As proposed, the roughly $99.5 million budget for the project is:
• Land basis — $6 million.
• Environmental, demolition and site work — $21,465,434.
• Buildings — $64,035,890.
• Financing costs — $2,057,926.
• Contingency — $5,951,672.
“The method of financing will be a combination of private equity, debt financing and the financial incentives that are available,” the proposal states. “The developer is requesting $27,863,058 through a combination of tax-increment financing — TIF — transportation development district — TDD — and community improvement district — CID — funds,” the proposal states. “This represents 28 percent of the total estimated project costs. It should be noted that the developer’s redevelopment plan includes not only the redevelopment of the four RPAs as described herein, but it also includes a substantial redevelopment of the municipal infrastructure that will benefit the entire Crestwood Plaza Redevelopment Area.
“These areawide projects would be (1) the demolition of all remaining improvements on the site and (2) the design and construction of a stormwater detention system to meet the requirements set by the Metropolitan St. Louis Sewer District.”
UrbanStreet Group purchased the mall property last year for $2.625 million from Chicago-based Centrum Partners and New York-based Angelo, Gordon & Co., which owned the majority stake in the site. While the structures on the site were valued at just $1,000 by St. Louis County Assessor Jake Zimmerman last year, the property was valued at $9,849,000.
“Based upon the estimated project costs of nearly $100 million, and in order to provide a reasonable return to the developer so that the project can even begin, the developer believes that TIF incentives are necessary,” UrbanStreet’s proposal states. “The developer also anticipates that a certain amount of the TIF can be repaid from proceeds derived from a CID and possibly an additional amount will be repaid from proceeds from a TDD. The CID would levy a sales tax of up to 1 cent per dollar, and the TDD would likewise levy a sales tax of up to 1 cent per dollar. If all the proceeds from the CID are not required for assistance for the TIF, the remaining proceeds will be used for other legally authorized uses of CID funds, including area security and beautification.”

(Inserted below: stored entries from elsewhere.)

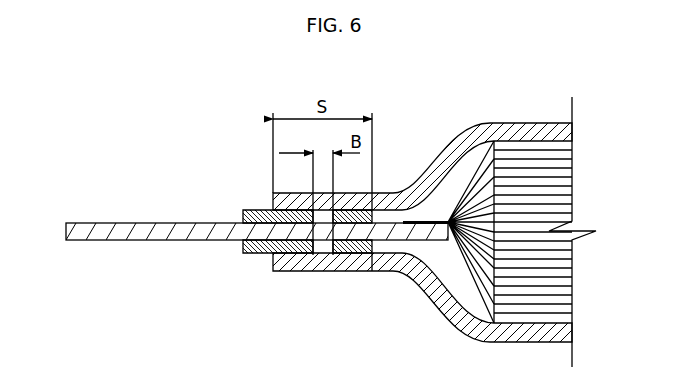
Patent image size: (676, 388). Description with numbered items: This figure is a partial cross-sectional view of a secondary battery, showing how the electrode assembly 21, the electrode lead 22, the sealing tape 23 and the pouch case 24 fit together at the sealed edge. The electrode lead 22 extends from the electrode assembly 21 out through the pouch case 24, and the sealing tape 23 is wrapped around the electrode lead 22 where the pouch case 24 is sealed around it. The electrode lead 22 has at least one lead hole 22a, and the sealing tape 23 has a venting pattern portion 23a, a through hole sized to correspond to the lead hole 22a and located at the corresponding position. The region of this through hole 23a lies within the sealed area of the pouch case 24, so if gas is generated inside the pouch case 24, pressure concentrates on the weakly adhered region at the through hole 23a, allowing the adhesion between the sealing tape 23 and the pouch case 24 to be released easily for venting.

The electrode assembly 21 is at (468, 283).
The electrode lead 22 is at (142, 227).
The lead hole 22a is at (323, 226).
The sealing tape 23 is at (247, 210).
The venting pattern portion 23a is at (319, 212).
The pouch case 24 is at (514, 123).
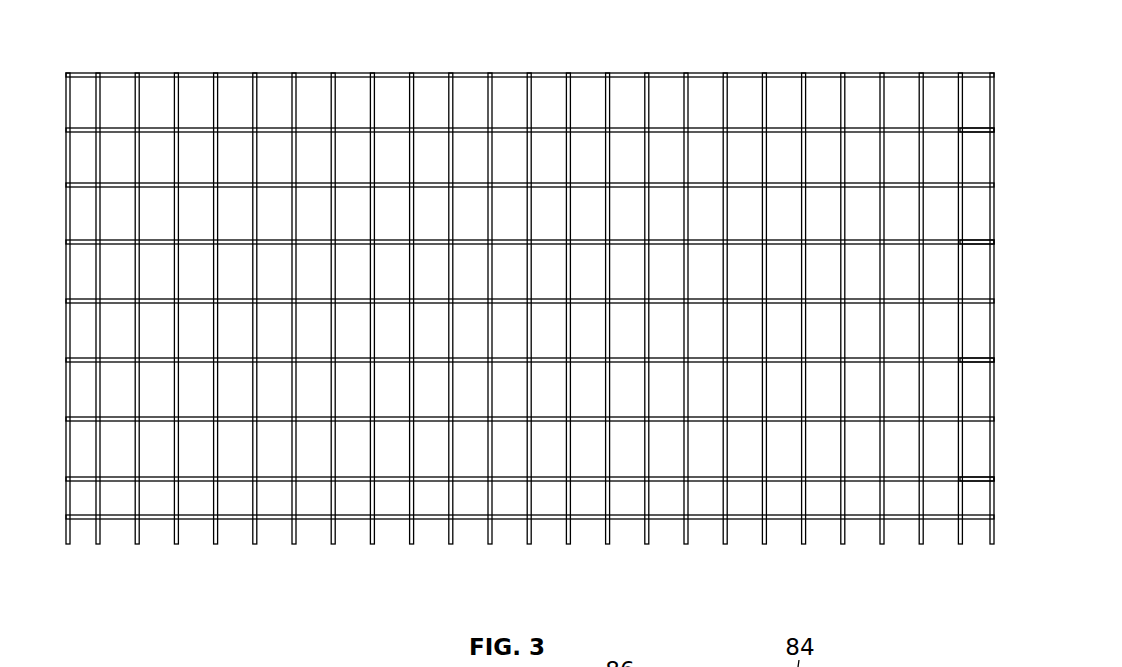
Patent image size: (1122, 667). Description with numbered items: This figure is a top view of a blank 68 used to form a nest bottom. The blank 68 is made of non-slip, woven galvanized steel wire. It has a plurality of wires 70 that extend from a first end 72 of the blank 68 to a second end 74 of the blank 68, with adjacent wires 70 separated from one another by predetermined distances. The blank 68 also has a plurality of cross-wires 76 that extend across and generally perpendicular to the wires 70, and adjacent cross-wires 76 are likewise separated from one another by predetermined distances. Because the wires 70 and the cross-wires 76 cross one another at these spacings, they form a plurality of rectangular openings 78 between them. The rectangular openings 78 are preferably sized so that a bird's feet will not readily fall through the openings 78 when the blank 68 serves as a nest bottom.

The blank 68 is at (1028, 165).
The wires 70 is at (137, 546).
The first end 72 is at (67, 547).
The second end 74 is at (69, 73).
The cross-wires 76 is at (975, 130).
The rectangular openings 78 is at (113, 93).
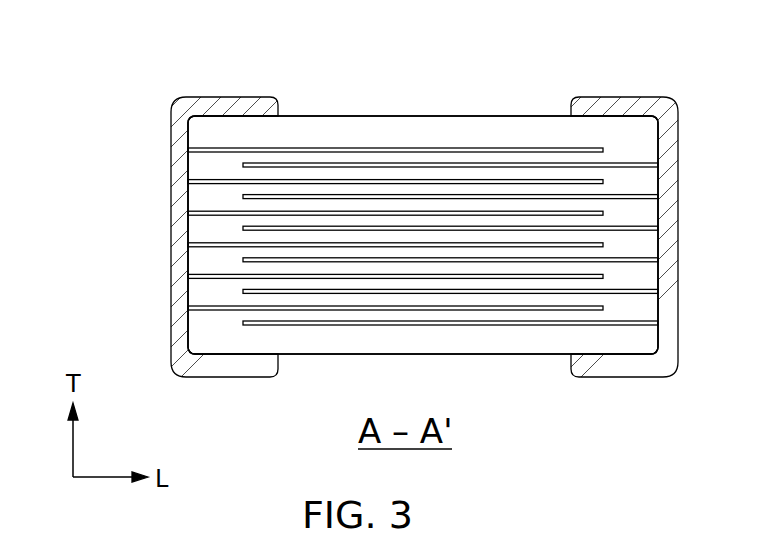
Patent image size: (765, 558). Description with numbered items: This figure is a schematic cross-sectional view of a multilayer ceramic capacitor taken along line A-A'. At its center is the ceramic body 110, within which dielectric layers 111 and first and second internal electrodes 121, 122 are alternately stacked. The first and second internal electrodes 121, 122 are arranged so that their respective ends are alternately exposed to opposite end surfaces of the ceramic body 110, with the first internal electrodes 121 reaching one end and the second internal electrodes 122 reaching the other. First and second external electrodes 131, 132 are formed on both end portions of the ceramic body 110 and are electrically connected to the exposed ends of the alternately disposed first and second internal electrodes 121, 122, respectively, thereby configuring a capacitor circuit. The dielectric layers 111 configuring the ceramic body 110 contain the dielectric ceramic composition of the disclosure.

The ceramic body 110 is at (425, 116).
The dielectric layer 111 is at (197, 165).
The first internal electrode 121 is at (228, 149).
The second internal electrode 122 is at (257, 167).
The first external electrode 131 is at (225, 106).
The second external electrode 132 is at (623, 107).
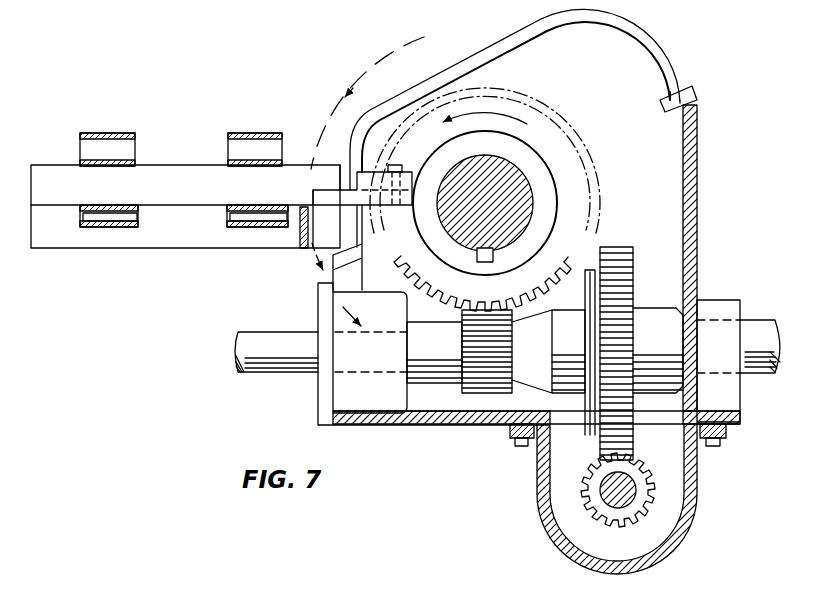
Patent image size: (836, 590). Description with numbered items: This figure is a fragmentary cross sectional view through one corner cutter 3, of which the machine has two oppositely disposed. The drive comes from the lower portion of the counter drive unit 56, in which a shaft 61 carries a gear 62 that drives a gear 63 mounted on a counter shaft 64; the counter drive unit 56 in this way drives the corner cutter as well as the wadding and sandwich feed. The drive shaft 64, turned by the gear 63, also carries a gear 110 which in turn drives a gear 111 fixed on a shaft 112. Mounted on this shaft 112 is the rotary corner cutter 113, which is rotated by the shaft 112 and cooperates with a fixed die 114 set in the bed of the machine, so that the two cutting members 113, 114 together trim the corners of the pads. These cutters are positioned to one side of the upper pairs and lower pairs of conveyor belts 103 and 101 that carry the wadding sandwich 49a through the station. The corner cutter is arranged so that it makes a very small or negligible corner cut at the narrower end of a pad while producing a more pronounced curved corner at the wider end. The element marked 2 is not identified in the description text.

The developer does not anticipate the need to acquire any property by eminent domain, the proposal states.
In 2008, Centrum and Angelo, Gordon bought the mall for $17.5 million from the Westfield Group and renamed it Crestwood Court. Westfield bought the mall in 1998 from Hycel Properties for $106.4 million. Hycel Properties had operated Crestwood Plaza since 1957, first as an open-air mall. A mid-1980s redevelopment transformed the mall into a fully enclosed shopping center with more than 1 million square feet of retail space.